When I had to travel on business, we paid a caregiver for 6 nights (cha-ching) and my sister came to stay 3 nights. This week I broke down and am paying the caregiver to spend two nights a week. Mom can nap during the day, but I have to work and take care of Dad and her; I have to get some sleep. During the day I am there a great deal of the time and we have paid caregivers who are supposed to come every 2 hours to take her to the bathroom, bring lunch and help Dad. The cost is astronomical. And they are not always reliable, so there are gaps when they don’t come. Most days I am with them, working, making bathroom runs, cleaning up, helping Mom to her chair, helping Dad, dealing with the doctors, nurses, therapists…

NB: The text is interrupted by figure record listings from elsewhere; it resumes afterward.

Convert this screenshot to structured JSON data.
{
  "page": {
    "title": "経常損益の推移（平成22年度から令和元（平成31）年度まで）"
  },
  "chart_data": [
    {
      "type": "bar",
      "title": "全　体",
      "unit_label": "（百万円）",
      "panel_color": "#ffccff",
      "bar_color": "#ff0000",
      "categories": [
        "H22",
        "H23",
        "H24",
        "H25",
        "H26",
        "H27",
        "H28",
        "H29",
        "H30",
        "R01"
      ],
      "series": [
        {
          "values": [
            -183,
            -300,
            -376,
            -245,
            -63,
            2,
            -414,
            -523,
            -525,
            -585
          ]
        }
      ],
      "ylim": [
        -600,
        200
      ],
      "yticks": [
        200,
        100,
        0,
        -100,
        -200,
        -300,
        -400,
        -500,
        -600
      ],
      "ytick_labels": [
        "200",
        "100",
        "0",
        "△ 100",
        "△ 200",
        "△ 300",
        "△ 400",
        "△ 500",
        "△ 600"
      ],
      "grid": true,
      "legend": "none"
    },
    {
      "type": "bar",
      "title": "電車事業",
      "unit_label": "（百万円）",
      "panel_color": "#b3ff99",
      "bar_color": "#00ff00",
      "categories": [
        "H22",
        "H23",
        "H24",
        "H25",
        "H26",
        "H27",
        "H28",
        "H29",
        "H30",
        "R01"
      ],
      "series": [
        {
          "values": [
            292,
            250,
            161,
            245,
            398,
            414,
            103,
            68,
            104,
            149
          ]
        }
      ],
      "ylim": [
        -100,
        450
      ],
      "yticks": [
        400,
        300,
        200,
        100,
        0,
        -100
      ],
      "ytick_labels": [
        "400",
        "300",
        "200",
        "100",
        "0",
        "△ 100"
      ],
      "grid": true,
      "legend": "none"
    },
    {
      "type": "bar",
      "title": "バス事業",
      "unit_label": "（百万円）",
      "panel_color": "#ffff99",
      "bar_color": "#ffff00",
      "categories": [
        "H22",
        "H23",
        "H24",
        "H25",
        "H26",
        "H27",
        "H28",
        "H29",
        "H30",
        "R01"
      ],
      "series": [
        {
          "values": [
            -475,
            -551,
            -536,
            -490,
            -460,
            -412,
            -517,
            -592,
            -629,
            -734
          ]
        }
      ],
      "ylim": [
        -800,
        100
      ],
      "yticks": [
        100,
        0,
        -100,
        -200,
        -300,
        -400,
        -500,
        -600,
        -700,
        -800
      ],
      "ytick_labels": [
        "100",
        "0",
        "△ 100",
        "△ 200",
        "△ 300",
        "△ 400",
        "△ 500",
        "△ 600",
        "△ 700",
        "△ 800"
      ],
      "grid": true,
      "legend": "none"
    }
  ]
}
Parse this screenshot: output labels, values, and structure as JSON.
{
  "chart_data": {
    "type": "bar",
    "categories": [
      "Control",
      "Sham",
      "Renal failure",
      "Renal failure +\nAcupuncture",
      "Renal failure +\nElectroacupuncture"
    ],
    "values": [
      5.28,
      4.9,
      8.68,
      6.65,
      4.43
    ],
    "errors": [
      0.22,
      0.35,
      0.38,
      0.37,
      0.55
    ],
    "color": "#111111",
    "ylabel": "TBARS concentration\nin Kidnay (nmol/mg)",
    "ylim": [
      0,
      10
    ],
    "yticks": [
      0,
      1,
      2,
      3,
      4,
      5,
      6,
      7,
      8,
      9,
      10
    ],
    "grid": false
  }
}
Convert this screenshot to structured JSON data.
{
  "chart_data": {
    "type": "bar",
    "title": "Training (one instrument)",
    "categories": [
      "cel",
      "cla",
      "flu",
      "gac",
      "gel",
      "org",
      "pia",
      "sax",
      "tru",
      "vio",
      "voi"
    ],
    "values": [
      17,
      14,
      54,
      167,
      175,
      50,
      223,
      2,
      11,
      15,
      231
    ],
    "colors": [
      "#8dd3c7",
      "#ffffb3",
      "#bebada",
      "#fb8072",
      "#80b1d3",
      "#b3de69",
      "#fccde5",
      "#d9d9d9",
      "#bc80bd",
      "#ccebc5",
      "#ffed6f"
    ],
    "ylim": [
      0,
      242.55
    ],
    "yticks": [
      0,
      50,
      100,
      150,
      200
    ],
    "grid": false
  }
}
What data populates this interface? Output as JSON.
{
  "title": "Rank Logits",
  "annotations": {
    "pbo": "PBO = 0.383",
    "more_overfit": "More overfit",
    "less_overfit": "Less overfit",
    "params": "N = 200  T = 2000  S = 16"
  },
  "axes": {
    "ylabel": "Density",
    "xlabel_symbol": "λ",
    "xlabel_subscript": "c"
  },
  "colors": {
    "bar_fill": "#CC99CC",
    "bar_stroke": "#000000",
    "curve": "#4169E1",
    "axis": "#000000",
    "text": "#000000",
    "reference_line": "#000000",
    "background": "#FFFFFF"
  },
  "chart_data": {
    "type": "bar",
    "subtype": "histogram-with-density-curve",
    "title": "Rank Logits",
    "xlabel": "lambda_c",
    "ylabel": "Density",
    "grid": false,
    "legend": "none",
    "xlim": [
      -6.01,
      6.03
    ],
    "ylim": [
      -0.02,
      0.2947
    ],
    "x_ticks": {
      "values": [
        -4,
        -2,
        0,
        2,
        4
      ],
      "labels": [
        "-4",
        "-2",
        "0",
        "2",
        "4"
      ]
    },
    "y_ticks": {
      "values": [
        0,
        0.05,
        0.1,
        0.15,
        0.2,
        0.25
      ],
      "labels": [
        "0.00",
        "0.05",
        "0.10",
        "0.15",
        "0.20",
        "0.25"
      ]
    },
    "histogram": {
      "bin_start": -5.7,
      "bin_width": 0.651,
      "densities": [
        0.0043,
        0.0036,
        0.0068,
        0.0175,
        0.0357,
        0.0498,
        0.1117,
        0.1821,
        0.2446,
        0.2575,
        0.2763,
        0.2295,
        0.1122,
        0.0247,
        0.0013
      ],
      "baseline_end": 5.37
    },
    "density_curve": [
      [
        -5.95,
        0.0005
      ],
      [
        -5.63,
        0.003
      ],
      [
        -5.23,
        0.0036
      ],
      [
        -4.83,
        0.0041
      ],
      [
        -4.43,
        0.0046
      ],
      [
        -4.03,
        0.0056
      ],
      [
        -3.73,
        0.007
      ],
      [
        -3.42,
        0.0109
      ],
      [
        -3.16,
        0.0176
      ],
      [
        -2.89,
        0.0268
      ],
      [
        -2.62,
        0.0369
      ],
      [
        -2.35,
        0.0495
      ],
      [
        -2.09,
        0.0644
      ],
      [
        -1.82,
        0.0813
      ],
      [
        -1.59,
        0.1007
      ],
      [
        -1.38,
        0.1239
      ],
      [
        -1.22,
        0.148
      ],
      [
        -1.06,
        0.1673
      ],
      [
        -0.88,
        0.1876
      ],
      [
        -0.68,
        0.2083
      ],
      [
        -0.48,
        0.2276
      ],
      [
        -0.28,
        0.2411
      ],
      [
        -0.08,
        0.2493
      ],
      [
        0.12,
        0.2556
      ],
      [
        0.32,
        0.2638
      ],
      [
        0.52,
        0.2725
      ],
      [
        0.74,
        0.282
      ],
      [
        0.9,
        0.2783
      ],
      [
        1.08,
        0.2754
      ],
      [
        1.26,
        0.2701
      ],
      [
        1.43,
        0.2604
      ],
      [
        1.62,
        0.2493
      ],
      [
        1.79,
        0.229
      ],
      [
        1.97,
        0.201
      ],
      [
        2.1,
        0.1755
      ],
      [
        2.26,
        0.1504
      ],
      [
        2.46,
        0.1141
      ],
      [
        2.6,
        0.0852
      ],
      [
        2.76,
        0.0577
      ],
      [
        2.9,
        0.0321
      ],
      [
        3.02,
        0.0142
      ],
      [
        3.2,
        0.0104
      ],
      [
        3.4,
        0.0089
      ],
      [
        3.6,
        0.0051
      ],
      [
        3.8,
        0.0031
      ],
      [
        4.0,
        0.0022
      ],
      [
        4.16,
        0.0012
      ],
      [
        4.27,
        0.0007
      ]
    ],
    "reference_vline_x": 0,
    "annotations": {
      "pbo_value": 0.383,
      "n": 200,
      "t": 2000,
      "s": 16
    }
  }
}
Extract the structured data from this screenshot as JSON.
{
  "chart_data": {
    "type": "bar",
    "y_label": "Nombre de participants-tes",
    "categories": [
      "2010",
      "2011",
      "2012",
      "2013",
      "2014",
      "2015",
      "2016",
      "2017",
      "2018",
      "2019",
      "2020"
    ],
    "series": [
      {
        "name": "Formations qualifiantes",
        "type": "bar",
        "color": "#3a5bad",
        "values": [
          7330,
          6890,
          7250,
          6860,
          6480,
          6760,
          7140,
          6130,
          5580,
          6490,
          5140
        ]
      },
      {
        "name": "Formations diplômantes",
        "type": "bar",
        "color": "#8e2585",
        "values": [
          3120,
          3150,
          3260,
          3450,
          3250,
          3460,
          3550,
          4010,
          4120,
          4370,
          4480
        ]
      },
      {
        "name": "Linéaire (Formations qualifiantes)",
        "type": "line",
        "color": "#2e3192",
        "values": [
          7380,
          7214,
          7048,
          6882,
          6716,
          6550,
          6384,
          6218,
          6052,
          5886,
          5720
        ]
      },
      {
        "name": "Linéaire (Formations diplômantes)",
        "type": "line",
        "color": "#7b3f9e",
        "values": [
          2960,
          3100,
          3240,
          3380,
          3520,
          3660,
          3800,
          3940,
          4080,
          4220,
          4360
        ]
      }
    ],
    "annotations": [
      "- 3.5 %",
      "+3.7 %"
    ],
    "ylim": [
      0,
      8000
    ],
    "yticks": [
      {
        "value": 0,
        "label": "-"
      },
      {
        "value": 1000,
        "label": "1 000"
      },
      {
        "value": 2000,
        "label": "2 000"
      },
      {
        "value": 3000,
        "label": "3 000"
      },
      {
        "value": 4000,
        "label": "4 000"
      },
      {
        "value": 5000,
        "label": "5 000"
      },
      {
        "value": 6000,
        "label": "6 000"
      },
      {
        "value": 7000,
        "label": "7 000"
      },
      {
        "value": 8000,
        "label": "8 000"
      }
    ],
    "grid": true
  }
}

I try to take this one day at a time. If I look too far ahead, the thought of this phase of our caregiving journey continuing at this pace is just too overwhelming. It’s hard to see the light at the end of the tunnel at times like these.  Sleep deprivation is the enemy of all caregivers as it robs us of our ability to draw a positive outlook from deep within.

So I focus on the little triumphs. A few nights ago we got 4 hours of uninterrupted sleep. I never thought I’d be grateful for only 4 hours of sleep! But it felt like the greatest gift I’d ever received.